His mother died neatly, quickly, of heart failure, in her little country house, having exerted herself with an unusual spurt of housework. Her old Hoover burned out its engine as her body lay beside it on the clean carpet. All four of the adults Owen had lived with as a boy died tidily, out of sight, as if to spare him unpleasantness and preserve his charmed, only-child sense of life.

Yet something feels amiss; there is something within him that needs to be relaxed. His fulfillment with Julia, his arrival at a harbor of safe uxoriousness and well-heeled retirement, is a strain to maintain, as his restless dissatisfaction with Phyllis had not been. Phyllis and he, in mating, had not so stressed the world that they had to be perfect; they had been the age to marry and leave their homes and make another, according to common social usage. He and Julia wrecked two existing households, and caused a death, though no court could convict them for it.
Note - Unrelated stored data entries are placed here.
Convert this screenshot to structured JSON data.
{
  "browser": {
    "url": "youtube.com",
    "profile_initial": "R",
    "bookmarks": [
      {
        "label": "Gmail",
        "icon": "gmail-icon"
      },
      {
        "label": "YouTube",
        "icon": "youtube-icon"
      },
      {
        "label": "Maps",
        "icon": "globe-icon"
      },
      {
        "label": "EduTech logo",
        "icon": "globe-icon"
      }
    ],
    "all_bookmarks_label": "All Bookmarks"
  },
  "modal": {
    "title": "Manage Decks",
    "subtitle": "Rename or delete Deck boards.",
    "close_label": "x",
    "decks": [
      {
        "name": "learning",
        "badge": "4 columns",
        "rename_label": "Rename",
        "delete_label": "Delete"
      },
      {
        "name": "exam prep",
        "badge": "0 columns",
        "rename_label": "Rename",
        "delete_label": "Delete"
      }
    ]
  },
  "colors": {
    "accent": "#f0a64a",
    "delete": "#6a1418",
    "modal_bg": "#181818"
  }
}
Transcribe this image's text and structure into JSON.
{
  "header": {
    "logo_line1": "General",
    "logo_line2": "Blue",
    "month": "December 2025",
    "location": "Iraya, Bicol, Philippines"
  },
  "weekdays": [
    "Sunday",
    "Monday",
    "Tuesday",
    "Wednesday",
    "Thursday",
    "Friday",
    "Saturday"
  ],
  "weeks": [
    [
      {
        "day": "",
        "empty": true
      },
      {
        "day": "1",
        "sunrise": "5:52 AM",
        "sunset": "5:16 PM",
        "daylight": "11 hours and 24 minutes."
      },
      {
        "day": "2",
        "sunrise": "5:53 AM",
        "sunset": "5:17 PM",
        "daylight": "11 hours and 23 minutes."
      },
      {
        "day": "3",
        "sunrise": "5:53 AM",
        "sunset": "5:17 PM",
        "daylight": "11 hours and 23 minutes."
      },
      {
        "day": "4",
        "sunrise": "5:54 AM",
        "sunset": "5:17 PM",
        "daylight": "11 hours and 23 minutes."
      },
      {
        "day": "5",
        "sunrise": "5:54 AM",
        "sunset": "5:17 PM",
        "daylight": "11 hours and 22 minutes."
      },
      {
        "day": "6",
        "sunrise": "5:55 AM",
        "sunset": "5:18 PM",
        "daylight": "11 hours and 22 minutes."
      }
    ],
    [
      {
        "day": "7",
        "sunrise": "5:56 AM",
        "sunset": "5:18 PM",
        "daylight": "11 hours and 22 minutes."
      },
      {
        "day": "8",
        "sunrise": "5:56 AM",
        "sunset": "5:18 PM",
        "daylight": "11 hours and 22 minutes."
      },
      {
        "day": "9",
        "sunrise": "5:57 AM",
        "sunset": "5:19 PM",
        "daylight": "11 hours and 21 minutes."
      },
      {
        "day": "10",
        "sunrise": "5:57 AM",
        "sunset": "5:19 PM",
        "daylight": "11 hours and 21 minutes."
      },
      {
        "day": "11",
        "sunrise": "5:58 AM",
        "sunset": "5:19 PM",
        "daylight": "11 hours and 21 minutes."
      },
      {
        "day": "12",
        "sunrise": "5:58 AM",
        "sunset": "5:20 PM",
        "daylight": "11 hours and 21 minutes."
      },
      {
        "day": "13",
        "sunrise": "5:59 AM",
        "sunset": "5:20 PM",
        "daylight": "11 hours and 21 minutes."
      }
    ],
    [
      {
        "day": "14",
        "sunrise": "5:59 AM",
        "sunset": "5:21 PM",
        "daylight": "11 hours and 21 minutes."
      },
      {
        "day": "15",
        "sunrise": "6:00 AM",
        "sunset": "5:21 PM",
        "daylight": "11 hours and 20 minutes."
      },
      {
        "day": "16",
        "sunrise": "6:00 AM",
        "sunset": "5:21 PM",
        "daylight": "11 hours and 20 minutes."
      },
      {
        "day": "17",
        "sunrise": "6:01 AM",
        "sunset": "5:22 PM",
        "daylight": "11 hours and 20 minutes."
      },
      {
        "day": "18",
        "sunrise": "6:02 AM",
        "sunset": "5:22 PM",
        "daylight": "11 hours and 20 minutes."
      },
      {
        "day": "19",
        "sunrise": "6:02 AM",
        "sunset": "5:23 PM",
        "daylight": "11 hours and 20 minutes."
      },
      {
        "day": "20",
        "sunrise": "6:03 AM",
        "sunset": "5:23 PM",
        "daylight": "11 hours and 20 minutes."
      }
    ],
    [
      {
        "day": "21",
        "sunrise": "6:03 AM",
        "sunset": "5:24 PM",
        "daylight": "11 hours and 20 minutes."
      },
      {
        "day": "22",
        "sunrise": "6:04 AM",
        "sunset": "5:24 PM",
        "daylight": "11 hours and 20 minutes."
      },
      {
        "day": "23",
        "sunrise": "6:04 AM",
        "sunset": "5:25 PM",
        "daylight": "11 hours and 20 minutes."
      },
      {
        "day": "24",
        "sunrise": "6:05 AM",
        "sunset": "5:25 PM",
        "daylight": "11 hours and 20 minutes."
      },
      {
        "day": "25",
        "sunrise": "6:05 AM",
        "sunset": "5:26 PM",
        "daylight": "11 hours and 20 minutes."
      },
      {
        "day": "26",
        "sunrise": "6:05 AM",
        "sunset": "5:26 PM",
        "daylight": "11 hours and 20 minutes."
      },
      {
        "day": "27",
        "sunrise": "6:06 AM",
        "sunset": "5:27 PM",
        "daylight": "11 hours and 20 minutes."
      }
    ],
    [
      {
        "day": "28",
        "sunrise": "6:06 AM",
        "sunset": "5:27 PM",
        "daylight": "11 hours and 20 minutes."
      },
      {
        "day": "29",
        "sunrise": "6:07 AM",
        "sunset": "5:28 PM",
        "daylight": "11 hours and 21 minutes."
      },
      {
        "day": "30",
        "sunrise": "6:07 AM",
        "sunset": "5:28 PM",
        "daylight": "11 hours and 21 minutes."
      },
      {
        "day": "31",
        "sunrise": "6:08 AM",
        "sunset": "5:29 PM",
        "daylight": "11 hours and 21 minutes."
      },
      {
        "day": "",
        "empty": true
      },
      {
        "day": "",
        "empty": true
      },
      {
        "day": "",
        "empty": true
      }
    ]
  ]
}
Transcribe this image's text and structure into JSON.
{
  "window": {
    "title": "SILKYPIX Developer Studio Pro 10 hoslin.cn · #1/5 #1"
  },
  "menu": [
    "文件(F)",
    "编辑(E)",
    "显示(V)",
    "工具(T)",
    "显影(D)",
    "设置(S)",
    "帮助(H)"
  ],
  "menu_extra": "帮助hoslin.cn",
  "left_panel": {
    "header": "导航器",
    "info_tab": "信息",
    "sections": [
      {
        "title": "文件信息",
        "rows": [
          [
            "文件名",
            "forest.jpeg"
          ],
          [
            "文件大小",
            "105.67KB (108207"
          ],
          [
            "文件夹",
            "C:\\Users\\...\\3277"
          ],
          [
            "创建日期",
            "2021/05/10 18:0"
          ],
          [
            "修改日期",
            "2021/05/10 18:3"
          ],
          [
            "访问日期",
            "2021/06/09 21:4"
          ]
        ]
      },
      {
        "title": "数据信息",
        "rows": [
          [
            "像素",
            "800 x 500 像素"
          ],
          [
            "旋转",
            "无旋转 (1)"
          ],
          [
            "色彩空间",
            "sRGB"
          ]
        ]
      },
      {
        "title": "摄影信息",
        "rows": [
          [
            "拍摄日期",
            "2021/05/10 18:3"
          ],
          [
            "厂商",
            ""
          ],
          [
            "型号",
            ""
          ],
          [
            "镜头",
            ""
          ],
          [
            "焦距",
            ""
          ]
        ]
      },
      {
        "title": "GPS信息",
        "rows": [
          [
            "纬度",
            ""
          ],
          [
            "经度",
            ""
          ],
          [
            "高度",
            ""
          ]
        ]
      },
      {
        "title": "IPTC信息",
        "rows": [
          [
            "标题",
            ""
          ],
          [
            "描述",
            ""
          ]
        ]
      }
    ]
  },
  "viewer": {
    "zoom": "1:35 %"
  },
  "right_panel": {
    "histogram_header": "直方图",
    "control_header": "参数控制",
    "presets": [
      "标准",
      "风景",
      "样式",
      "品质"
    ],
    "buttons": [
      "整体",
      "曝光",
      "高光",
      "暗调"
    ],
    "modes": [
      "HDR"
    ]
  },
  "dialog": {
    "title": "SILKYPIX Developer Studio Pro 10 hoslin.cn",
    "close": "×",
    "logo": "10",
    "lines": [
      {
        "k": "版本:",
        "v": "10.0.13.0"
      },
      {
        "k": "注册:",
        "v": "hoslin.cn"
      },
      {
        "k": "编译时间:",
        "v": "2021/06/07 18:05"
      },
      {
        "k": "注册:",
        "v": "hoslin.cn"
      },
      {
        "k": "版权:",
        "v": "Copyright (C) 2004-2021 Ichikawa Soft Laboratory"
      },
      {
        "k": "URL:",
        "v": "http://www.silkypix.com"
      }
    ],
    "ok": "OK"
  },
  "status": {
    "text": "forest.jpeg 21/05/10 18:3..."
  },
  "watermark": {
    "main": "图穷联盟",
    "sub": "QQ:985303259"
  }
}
Art Larson, as he calls himself now, left the ministry and enjoys well-paid employment as a p.r. interface in New York, but when he shows up, for a child’s wedding or the funeral of a dear pre–Middle Falls friend of the former couple, his neck looks vulnerable without the backwards collar. His hair no longer has the wiry health of a dog’s tousled, tight coat. His voice, however, is as resonant and gravely melodious as ever, and his manner toward Owen no less benign than at their first meeting. Even vestigial faith arms the believer in fatalism and an energy-conserving disposition to forgive.

There are two evidential arguments, Owen has reasoned, for the truths of the Christian religion: one, our wish to live forever, however tedious the actual experience of eternal consciousness might be, and, two, our sensation that something is amiss—that there has been a lapse or slippage in the world and things are not quite as they should be. We feel made for a better world, and the fault is ours that this is not Eden. The second may be the more solid evidence, since fear and loathing of death can be explained as, like pain, a survival device selected and refined by Darwinian evolution. Because we fear death, we try harder to live. As long as our genes get through, Nature doesn’t care how we suffer.

A third supernaturalist argument could be that belief, with a pinch of salt (that is, short of self-mutilation, a martyr’s suicide, or murder of one’s children as a surefire, low-cost relocation to Heaven), benefits the health; repeated medical studies bear this out. An anxiety-relieving faith conduces to worldly efficiency and success: this argument to Owen seems crassly pragmatic. Optimism tends to succeed, but does this refute the majestic truths of pessimism? The human animal, evolved in trees and then dropped down to run in the grasslands of Kenya, arrived at a highly conscious position awkward beyond any easements of philosophy. At three in the morning, our brains churn within the self, trying to get out of what we know to be a sinking ship. But jumping out of the self is not a Western skill. The walls of the skull stay solid, sealing us in with our fears.